En attendant Draveil

11 Novembre 2009 , Rédigé par Frédéric Delorca Publié dans #La Révolution des Montagnes

Je quitte pour un temps l'uniforme du sociologue, pour endosser celui du romancier dans la perspective du salon de Draveil du 14 novembre. Simplement pour trouver quelque chose à dire aux gens quand je tiendrai mon stand sur ma petite chaise, je relisais ces derniers jours Kundera et Naipaul.

Naipaul m'a inspiré au milieu de années 2000. Je crois que j'avais envie de tranposer à mon propre univers (celui du Béarn) son analyse très perspicace de la dépossession coloniale, du vide. J'avais envie de montrer que cela existait aussi dans le sud de la France, chez les ouvriers.

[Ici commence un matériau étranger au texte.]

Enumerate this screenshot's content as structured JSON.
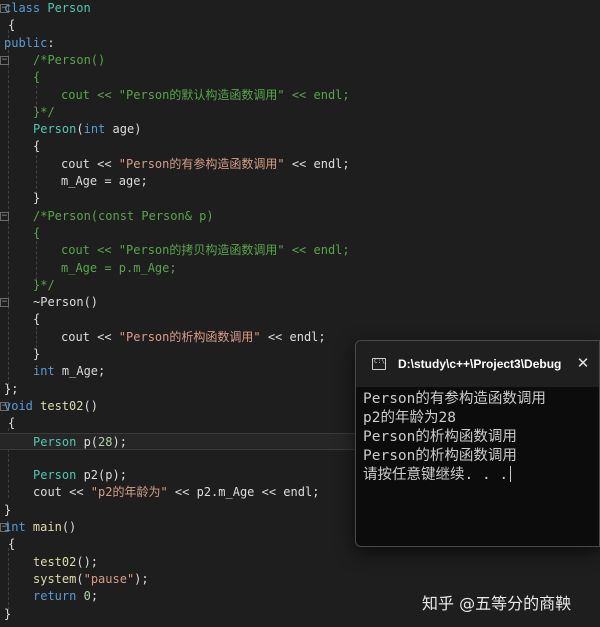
{
  "code": {
    "line1": {
      "k": "class",
      "n": "Person"
    },
    "line2": {
      "b": "{"
    },
    "line3": {
      "k": "public",
      "c": ":"
    },
    "line4": {
      "t": "/*Person()"
    },
    "line5": {
      "t": "{"
    },
    "line6": {
      "t": "cout << \"Person的默认构造函数调用\" << endl;"
    },
    "line7": {
      "t": "}*/"
    },
    "line8": {
      "n": "Person",
      "p1": "(",
      "k": "int",
      "v": " age",
      "p2": ")"
    },
    "line9": {
      "b": "{"
    },
    "line10": {
      "a": "cout << ",
      "s": "\"Person的有参构造函数调用\"",
      "b": " << endl;"
    },
    "line11": {
      "t": "m_Age = age;"
    },
    "line12": {
      "b": "}"
    },
    "line13": {
      "t": "/*Person(const Person& p)"
    },
    "line14": {
      "t": "{"
    },
    "line15": {
      "t": "cout << \"Person的拷贝构造函数调用\" << endl;"
    },
    "line16": {
      "t": "m_Age = p.m_Age;"
    },
    "line17": {
      "t": "}*/"
    },
    "line18": {
      "t": "~Person()"
    },
    "line19": {
      "b": "{"
    },
    "line20": {
      "a": "cout << ",
      "s": "\"Person的析构函数调用\"",
      "b": " << endl;"
    },
    "line21": {
      "b": "}"
    },
    "line22": {
      "k": "int",
      "v": " m_Age;"
    },
    "line23": {
      "b": "};"
    },
    "line24": {
      "k": "void",
      "f": " test02",
      "p": "()"
    },
    "line25": {
      "b": "{"
    },
    "line26": {
      "n": "Person",
      "a": " p(",
      "num": "28",
      "b": ");"
    },
    "line27": {
      "b": ""
    },
    "line28": {
      "n": "Person",
      "a": " p2(p);"
    },
    "line29": {
      "a": "cout << ",
      "s": "\"p2的年龄为\"",
      "b": " << p2.m_Age << endl;"
    },
    "line30": {
      "b": "}"
    },
    "line31": {
      "k": "int",
      "f": " main",
      "p": "()"
    },
    "line32": {
      "b": "{"
    },
    "line33": {
      "f": "test02",
      "a": "();"
    },
    "line34": {
      "f": "system",
      "a": "(",
      "s": "\"pause\"",
      "b": ");"
    },
    "line35": {
      "k": "return",
      "num": " 0",
      "b": ";"
    },
    "line36": {
      "b": "}"
    }
  },
  "console": {
    "title": "D:\\study\\c++\\Project3\\Debug",
    "close_label": "✕",
    "output": [
      "Person的有参构造函数调用",
      "p2的年龄为28",
      "Person的析构函数调用",
      "Person的析构函数调用",
      "请按任意键继续. . ."
    ]
  },
  "watermark": "知乎 @五等分的商鞅",
  "colors": {
    "background": "#1e1e1e",
    "keyword": "#569cd6",
    "type": "#4ec9b0",
    "string": "#d69d85",
    "comment": "#57a64a",
    "number": "#b5cea8"
  }
}
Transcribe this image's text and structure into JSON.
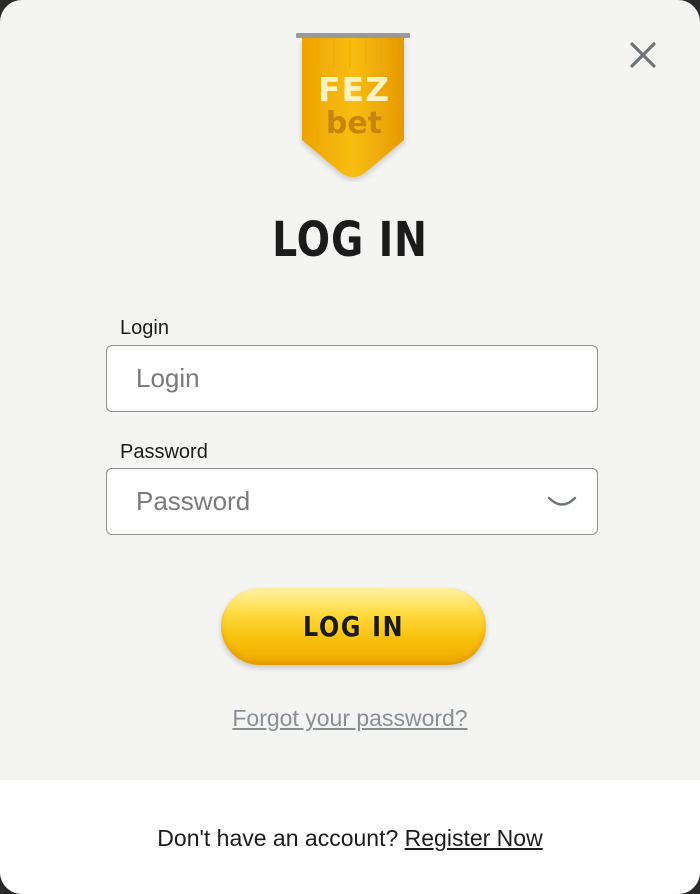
{
  "dialog": {
    "close_icon": "close-icon",
    "logo": {
      "line1": "FEZ",
      "line2": "bet",
      "colors": {
        "banner": "#f6b60a",
        "banner_shadow": "#e39a00"
      }
    },
    "title": "LOG IN"
  },
  "form": {
    "login": {
      "label": "Login",
      "placeholder": "Login",
      "value": ""
    },
    "password": {
      "label": "Password",
      "placeholder": "Password",
      "value": "",
      "toggle_icon": "eye-closed-icon"
    },
    "submit_label": "LOG IN",
    "forgot_label": "Forgot your password?"
  },
  "footer": {
    "prompt": "Don't have an account? ",
    "register_label": "Register Now"
  },
  "colors": {
    "accent": "#f8c10e",
    "muted_link": "#8a8f93",
    "background": "#f4f4f3"
  }
}
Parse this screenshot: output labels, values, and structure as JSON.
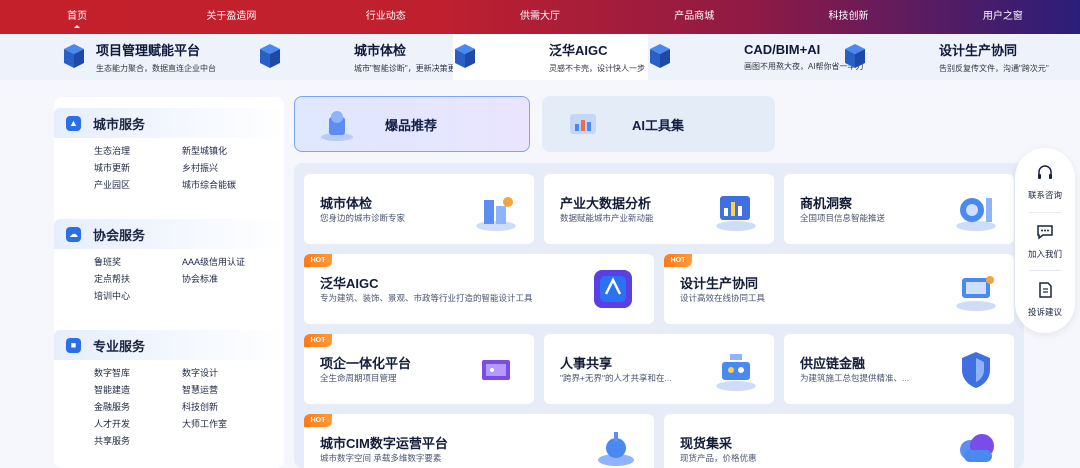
{
  "topnav": {
    "items": [
      "首页",
      "关于盈造网",
      "行业动态",
      "供需大厅",
      "产品商城",
      "科技创新",
      "用户之窗"
    ]
  },
  "subnav": [
    {
      "title": "项目管理赋能平台",
      "desc": "生态能力聚合，数据直连企业中台"
    },
    {
      "title": "城市体检",
      "desc": "城市\"智能诊断\"，更新决策更科学"
    },
    {
      "title": "泛华AIGC",
      "desc": "灵感不卡壳，设计快人一步"
    },
    {
      "title": "CAD/BIM+AI",
      "desc": "画图不用熬大夜，AI帮你省一半力"
    },
    {
      "title": "设计生产协同",
      "desc": "告别反复传文件，沟通\"跨次元\""
    }
  ],
  "sidebar": {
    "sections": [
      {
        "title": "城市服务",
        "links": [
          "生态治理",
          "新型城镇化",
          "城市更新",
          "乡村振兴",
          "产业园区",
          "城市综合能碳"
        ]
      },
      {
        "title": "协会服务",
        "links": [
          "鲁班奖",
          "AAA级信用认证",
          "定点帮扶",
          "协会标准",
          "培训中心"
        ]
      },
      {
        "title": "专业服务",
        "links": [
          "数字智库",
          "数字设计",
          "智能建造",
          "智慧运营",
          "金融服务",
          "科技创新",
          "人才开发",
          "大师工作室",
          "共享服务"
        ]
      }
    ]
  },
  "tabs": [
    "爆品推荐",
    "AI工具集"
  ],
  "hot_label": "HOT",
  "cards": [
    {
      "title": "城市体检",
      "desc": "您身边的城市诊断专家"
    },
    {
      "title": "产业大数据分析",
      "desc": "数据赋能城市产业新动能"
    },
    {
      "title": "商机洞察",
      "desc": "全国项目信息智能推送"
    },
    {
      "title": "泛华AIGC",
      "desc": "专为建筑、装饰、景观、市政等行业打造的智能设计工具"
    },
    {
      "title": "设计生产协同",
      "desc": "设计高效在线协同工具"
    },
    {
      "title": "项企一体化平台",
      "desc": "全生命周期项目管理"
    },
    {
      "title": "人事共享",
      "desc": "\"跨界+无界\"的人才共享和在..."
    },
    {
      "title": "供应链金融",
      "desc": "为建筑施工总包提供精准、..."
    },
    {
      "title": "城市CIM数字运营平台",
      "desc": "城市数字空间 承载多维数字要素"
    },
    {
      "title": "现货集采",
      "desc": "现货产品，价格优惠"
    }
  ],
  "float_panel": [
    "联系咨询",
    "加入我们",
    "投诉建议"
  ],
  "colors": {
    "accent": "#2b6fe6",
    "hot": "#ff7a1a",
    "nav_start": "#c4202c",
    "nav_end": "#2a1e7a"
  }
}
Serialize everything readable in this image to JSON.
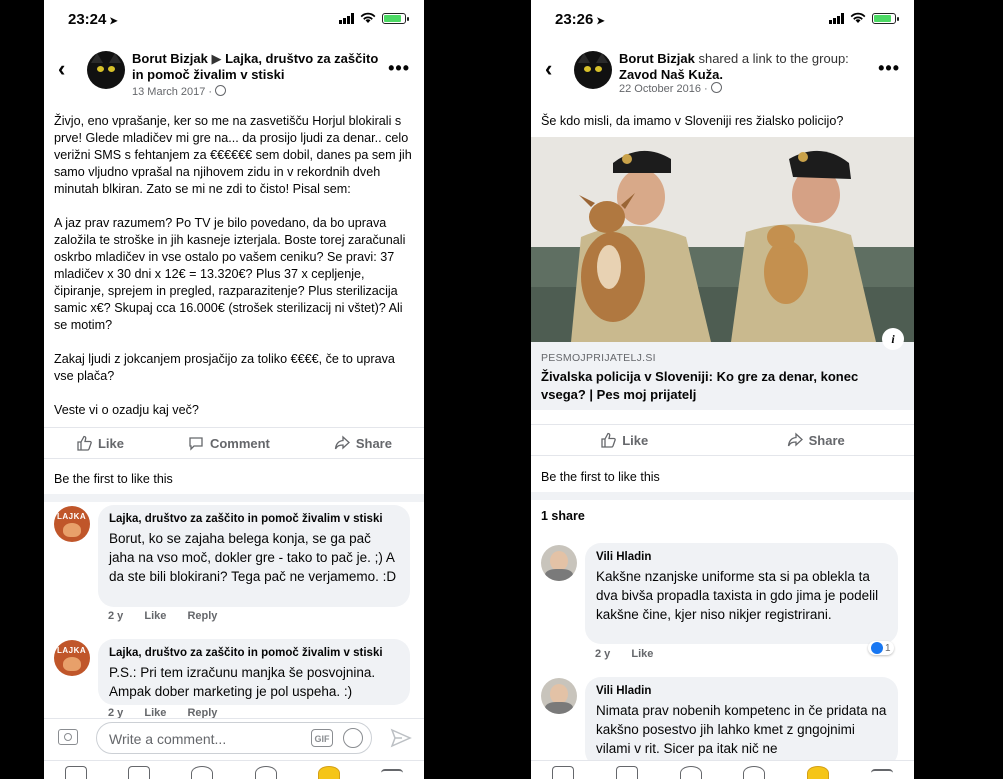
{
  "left": {
    "status": {
      "time": "23:24",
      "arrow": "➤"
    },
    "header": {
      "author": "Borut Bizjak",
      "separator": "▶",
      "group": "Lajka, društvo za zaščito in pomoč živalim v stiski",
      "date": "13 March 2017 ·"
    },
    "post": {
      "p1": "Živjo, eno vprašanje, ker so me na zasvetišču Horjul blokirali s prve! Glede mladičev mi gre na... da prosijo ljudi za denar.. celo verižni SMS s  fehtanjem za €€€€€€ sem dobil, danes pa sem jih samo vljudno vprašal na njihovem zidu in v rekordnih dveh minutah blkiran. Zato se mi ne zdi to čisto! Pisal sem:",
      "p2": "A jaz prav razumem? Po TV je bilo povedano, da bo uprava založila te stroške in jih kasneje izterjala. Boste torej zaračunali oskrbo mladičev in vse ostalo po vašem ceniku? Se pravi: 37 mladičev x 30 dni x 12€ = 13.320€? Plus 37 x cepljenje, čipiranje, sprejem in pregled, razparazitenje? Plus sterilizacija samic x€? Skupaj cca 16.000€ (strošek sterilizacij ni vštet)? Ali se motim?",
      "p3": "Zakaj ljudi z jokcanjem prosjačijo za toliko €€€€, če to uprava vse plača?",
      "p4": "Veste vi o ozadju kaj več?"
    },
    "actions": {
      "like": "Like",
      "comment": "Comment",
      "share": "Share"
    },
    "first_like": "Be the first to like this",
    "comments": [
      {
        "author": "Lajka, društvo za zaščito in pomoč živalim v stiski",
        "text": "Borut, ko se zajaha belega konja, se ga pač jaha na vso moč, dokler gre - tako to pač je. ;) A da ste bili blokirani? Tega pač ne verjamemo. :D",
        "age": "2 y",
        "like": "Like",
        "reply": "Reply"
      },
      {
        "author": "Lajka, društvo za zaščito in pomoč živalim v stiski",
        "text": "P.S.: Pri tem izračunu manjka še posvojnina. Ampak dober marketing je pol uspeha. :)",
        "age": "2 y",
        "like": "Like",
        "reply": "Reply"
      }
    ],
    "avatar_label": "LAJKA",
    "composer": {
      "placeholder": "Write a comment...",
      "gif": "GIF"
    }
  },
  "right": {
    "status": {
      "time": "23:26",
      "arrow": "➤"
    },
    "header": {
      "author": "Borut Bizjak",
      "action": "shared a link to the group:",
      "group": "Zavod Naš Kuža",
      "date": "22 October 2016 ·"
    },
    "post_text": "Še kdo misli, da imamo v Sloveniji res žialsko policijo?",
    "link": {
      "domain": "PESMOJPRIJATELJ.SI",
      "title": "Živalska policija v Sloveniji: Ko gre za denar, konec vsega? | Pes moj prijatelj",
      "info": "i"
    },
    "actions": {
      "like": "Like",
      "share": "Share"
    },
    "first_like": "Be the first to like this",
    "share_count": "1 share",
    "comments": [
      {
        "author": "Vili Hladin",
        "text": "Kakšne nzanjske uniforme sta si pa oblekla ta dva bivša propadla taxista in gdo jima je podelil kakšne čine, kjer niso nikjer registrirani.",
        "age": "2 y",
        "like": "Like",
        "reactions": "1"
      },
      {
        "author": "Vili Hladin",
        "text": "Nimata prav nobenih kompetenc in če pridata na kakšno posestvo jih lahko kmet z gngojnimi vilami v rit. Sicer pa itak nič ne"
      }
    ]
  },
  "colors": {
    "accent": "#1877f2",
    "bubble": "#f0f2f5",
    "meta": "#65676b",
    "battery": "#4cd964"
  }
}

Et puis finalement j'ai renoncé à singer Naipaul. Le vide béarnais, le vide des pauvres (un certain vide, d'ailleurs parfois compensé par du trop plein) les esprits perspicaces le décèleront peut-être dans certaines réminiscences qui  travaillent Fulgaran dans son aventure révolutionnaire. Je crois que cela suffit largement. Rien d'appuyé. A côté il y aura ma petite biographie factuelle, celle qui vient de sortir, qui ne dit peut-être rien d'essentiel, mais peu importe. Elle aidera à compéter ma fiche très formelle (et lacunaire) élaborée par la stagiaire de la bibliothèque nationale de France sur laquelle je suis tombé par hasard ce matin (la fiche sur mon grand père est mieux fournie).

Kundera c'est encore plus éloigné de moi. Son analyse "existentielle" (qui sent beaucoup l'heideggerianisme) de l'art du roman est éloignée de mes préoccupations, tout autant que sa "philosophie de l'histoire de la littérature" (elle aussi copiée de la philosophie de l'histoire de la métaphysique de Heidegger). Je pense que tous les auteurs de romans aujourd'hui se situent dans une "fin de l'histoire" au regard de ces catégories "historiales". Nous sommes au delà. Oui, peut-être sommes-nous tous dans la simple culture du dérivatif. Comment Irene Delse appelait-elle cela ? les "maniaques de l'écriture" ? les "graphomanes" ? Comme les collectionneurs de timbres. C'est d'ailleurs pourquoi je me rends à ce salon avec plus de sérénité que je ne l'eusse fait il y a 20 ans. Je ne risque pas d'y trouver des bourgeois prétentieux qui croient porter sur leurs épaules les grands enjeux d'une Culture millénaire. Il suffit de regarder cette vidéo pour se rendre compte qu'il ne s'agit que de gamins qui font des pâtés de sable.


Je ne dis pas que lorsque j'écrivais ce livre, aux deux étapes (en 1990 et 2007) des ambitions plus profondes ne le travaillaient pas, mais il faut être réaliste. Au final j'ai surtout cherché à créer un univers qui me ressemblait, un univers où je me sente à l'aise pour y faire évoluer mes personnages. Un univers, c'est à dire un style et des événements. Avec une contrainte seulement : que l'histoire soit crédible, que tout soit vérifiable.

Maintenant il faut le montrer comme un chateau de sable. Et faire face aux problèmes de mon éditeur qui se dit que j'ai décidément publié trop de livres en 6 ans et qui ne sait pas comment s'en dépatouiller pour ma séance de signatures du 19.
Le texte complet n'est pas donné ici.